After The Enterprise tried calling later that week and was once again sent to voicemail, the reporter composed a follow-up email to Grippo, who replied within an hour, saying that he was “in the dark on you saying you’ve tried to reach me…” Of his residency, Grippo said, “I believe 100% that Vas had sent you an email in regards to that.”

“As far as a few of the other things that you’re looking answers to/not give 100% of the story,” Grippo wrote in his email, “I’ve reached out to my attorney on those matters to ask if you can contact him once I get a response from him I will forward you his email address.”

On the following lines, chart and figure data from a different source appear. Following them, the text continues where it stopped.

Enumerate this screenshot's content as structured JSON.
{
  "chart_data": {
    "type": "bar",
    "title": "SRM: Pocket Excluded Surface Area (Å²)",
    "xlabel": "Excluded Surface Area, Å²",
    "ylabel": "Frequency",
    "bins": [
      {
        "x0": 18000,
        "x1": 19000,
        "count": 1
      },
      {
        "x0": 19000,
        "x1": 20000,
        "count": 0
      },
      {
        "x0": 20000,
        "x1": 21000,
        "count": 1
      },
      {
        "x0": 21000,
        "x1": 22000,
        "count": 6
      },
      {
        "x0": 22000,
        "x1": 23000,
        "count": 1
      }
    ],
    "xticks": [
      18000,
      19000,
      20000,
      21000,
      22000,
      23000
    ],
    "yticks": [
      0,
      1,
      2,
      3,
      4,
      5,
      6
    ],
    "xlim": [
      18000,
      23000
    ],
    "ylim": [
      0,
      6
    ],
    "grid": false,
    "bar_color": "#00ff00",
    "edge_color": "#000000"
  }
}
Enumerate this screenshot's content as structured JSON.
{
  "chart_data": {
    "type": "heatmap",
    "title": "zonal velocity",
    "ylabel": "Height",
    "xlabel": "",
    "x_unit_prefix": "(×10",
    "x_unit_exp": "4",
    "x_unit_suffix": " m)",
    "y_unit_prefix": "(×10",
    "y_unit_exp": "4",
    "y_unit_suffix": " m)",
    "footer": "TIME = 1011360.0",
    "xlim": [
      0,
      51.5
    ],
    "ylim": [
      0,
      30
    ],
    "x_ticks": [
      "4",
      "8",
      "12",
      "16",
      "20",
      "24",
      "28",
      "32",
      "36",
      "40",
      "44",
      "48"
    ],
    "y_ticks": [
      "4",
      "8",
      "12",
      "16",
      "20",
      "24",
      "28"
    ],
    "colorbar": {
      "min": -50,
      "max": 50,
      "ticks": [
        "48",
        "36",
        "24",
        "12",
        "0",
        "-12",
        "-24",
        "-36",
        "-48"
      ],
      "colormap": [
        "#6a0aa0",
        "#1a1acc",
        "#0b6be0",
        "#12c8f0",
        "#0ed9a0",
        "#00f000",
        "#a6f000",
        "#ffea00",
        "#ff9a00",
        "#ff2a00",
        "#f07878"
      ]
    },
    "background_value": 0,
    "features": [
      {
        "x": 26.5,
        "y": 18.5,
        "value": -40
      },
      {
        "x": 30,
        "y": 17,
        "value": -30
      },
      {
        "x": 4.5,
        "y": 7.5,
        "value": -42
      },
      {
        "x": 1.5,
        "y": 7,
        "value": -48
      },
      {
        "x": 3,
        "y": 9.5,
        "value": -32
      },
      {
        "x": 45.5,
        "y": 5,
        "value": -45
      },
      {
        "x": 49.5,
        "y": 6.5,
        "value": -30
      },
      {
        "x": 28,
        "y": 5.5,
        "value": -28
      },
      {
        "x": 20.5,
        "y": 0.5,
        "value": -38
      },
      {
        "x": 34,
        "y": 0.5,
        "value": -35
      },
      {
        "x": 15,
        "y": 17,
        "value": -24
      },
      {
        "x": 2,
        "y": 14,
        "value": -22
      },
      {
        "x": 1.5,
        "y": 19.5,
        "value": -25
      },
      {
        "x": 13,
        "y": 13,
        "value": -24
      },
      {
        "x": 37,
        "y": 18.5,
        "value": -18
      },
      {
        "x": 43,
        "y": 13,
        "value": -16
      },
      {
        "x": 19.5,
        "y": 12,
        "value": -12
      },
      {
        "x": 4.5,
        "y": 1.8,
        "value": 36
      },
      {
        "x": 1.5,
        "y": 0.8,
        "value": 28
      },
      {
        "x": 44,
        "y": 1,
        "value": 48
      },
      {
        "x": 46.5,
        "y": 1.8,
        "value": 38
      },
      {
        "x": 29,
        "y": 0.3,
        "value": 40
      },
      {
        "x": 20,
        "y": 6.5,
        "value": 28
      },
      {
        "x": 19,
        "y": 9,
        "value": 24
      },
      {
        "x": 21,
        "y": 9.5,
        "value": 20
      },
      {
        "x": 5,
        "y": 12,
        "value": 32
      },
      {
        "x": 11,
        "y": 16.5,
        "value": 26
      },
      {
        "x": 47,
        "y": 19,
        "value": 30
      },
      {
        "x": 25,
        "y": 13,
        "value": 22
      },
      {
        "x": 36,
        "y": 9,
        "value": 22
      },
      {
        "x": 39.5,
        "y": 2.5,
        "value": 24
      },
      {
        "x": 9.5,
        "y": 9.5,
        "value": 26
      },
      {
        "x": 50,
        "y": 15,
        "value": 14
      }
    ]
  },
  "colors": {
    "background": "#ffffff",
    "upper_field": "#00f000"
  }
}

It was shortly after this email was received that The Enterprise received a call from the sheriff’s office. 

Grippo became the Republican candidate for supervisor after the original candidate, Viola-Straight, who works at a veteran-oriented not-for-profit, had to withdraw from the race due to the Hatch Act, which prevents those with ties to the executive branch of the federal government from seeking election to partisan office.